Moist convection was proposed as mechanism behind Jupiter turbulence some time ago, but we did not have access to sufficiently detailed data needed to confirm it. Then Juno arrived on scene. Its orbit around gas giant took it around the poles, allowing us first detailed views of these turbulent regions.
There, scientists saw particular clusters of cyclones 5,000 km wide, with smaller-scale vortices & filaments, ranging from 100 to 1,600 km.

(NASA OBPG OB.DAAC/GSFC/Aqua/MODISImage/JPL/SwRI/MSSS/Gerald Eichstädt)
Juno is equipped with 2 cameras – optical & infrared – with resolutions down-to-scales of 10 km. Siegelman & her colleagues analyzed Juno’s images of the gas giant’s north pole, using optical image sequences to track cloud movements, which in turn provided estimates of wind speed & direction. .
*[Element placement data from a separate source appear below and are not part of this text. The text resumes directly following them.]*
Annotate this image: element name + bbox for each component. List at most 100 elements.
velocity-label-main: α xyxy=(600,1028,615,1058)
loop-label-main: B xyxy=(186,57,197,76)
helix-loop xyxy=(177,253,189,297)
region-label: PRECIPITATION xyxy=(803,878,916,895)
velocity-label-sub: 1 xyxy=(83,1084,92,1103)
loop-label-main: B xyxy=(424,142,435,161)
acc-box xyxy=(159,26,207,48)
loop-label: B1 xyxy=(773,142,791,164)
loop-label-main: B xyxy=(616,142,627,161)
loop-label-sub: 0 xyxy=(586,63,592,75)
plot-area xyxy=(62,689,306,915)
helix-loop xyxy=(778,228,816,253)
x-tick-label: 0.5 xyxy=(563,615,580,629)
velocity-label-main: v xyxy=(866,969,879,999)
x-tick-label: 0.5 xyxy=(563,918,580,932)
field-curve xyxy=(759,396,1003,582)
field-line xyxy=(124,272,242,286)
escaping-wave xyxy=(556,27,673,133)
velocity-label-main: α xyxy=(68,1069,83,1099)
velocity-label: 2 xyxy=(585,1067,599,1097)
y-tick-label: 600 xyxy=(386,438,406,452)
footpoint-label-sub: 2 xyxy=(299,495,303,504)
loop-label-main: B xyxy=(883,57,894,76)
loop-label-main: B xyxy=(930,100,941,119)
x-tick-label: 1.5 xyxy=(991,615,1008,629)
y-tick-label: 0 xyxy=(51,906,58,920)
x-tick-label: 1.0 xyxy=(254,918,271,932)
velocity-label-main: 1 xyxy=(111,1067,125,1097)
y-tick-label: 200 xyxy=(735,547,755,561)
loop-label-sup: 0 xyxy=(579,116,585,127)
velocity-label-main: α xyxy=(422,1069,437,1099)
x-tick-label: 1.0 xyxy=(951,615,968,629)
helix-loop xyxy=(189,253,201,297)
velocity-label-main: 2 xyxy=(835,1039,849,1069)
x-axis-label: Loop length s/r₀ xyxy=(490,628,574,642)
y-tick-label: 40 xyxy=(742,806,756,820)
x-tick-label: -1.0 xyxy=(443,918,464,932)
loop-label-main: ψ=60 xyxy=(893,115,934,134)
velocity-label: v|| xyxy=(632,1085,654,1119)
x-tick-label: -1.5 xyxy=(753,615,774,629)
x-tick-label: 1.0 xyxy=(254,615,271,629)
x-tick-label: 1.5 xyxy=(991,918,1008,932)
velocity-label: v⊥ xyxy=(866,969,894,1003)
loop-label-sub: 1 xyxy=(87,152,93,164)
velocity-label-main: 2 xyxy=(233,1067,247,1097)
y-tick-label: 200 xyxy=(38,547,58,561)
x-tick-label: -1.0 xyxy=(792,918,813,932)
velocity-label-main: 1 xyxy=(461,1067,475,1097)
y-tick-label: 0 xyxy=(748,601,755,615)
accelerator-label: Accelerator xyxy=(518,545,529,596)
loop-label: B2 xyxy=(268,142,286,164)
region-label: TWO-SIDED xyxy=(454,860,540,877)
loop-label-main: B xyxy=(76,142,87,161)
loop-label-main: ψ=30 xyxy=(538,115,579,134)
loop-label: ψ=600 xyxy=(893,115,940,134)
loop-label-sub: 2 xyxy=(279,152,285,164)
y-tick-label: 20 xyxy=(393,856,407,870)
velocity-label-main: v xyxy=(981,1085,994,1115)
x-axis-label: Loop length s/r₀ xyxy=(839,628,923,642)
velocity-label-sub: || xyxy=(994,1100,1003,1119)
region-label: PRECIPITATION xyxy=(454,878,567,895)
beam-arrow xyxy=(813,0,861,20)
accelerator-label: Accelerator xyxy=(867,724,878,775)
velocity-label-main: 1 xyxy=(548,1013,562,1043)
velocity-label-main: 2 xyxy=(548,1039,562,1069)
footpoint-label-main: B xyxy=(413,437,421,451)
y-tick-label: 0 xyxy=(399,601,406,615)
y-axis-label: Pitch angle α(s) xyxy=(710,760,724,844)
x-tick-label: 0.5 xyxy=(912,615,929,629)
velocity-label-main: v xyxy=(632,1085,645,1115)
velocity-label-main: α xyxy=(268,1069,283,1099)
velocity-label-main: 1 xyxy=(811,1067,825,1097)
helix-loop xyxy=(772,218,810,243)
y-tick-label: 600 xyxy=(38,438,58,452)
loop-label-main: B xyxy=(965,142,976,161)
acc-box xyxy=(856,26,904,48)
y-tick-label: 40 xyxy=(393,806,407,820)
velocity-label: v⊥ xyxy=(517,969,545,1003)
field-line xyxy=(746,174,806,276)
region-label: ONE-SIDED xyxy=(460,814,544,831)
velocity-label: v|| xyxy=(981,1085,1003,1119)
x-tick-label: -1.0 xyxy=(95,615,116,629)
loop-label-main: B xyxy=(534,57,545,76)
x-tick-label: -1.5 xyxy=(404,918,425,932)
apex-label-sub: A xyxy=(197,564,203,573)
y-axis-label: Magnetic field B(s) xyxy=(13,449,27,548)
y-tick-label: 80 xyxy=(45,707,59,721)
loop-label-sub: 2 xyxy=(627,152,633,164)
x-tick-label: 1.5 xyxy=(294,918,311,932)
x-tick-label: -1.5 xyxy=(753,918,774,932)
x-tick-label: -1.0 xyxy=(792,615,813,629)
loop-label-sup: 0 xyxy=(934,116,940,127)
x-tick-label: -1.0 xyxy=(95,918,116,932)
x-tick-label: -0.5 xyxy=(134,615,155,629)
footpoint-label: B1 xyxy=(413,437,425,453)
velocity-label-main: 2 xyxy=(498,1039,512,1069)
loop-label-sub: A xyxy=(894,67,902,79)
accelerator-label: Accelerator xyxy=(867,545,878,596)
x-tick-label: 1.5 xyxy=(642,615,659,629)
The infrared images allowed them to see temperatures of these images; hotter regions represent thinner clouds & cooler regions represent thicker clouds.
This level of detail allowed the team to understand how turbulence occurs. They found that rapidly increasing convective up-wellings of hot, less dense air from origins less than 100 km across transfers energy upward-into giant cyclones, fueling & sustaining them.
This type of energy transfer has not been observed on any other planet. Interestingly, this looks like idealized studies of rapidly rotating Rayleigh Bénard convection; it is convection where a lower horizontal layer of fluid is heated & rises into cooler layer above. This similarity supports model of moist convection in Jupiter’s polar cyclones.
This discovery began with Earth & a strange similarity between our home planet & Jupiter. It also boomerangs back-to-Earth it might be able to provide insight into our atmospheric processes, the researchers said. Wind observations made here on Earth show a same kinetic energy spectrum to Jovian observations, suggesting that a very similar energy transfer could occur on both planets.
“Being able to study such a distant planet & discover the physics that apply to it is fascinating,” said Siegelman. “The question arises, do these processes also hold true for our blue-dot?
Future investigations will be necessary to confirm this, but this could ultimately contribute to a better understanding of our planet earth.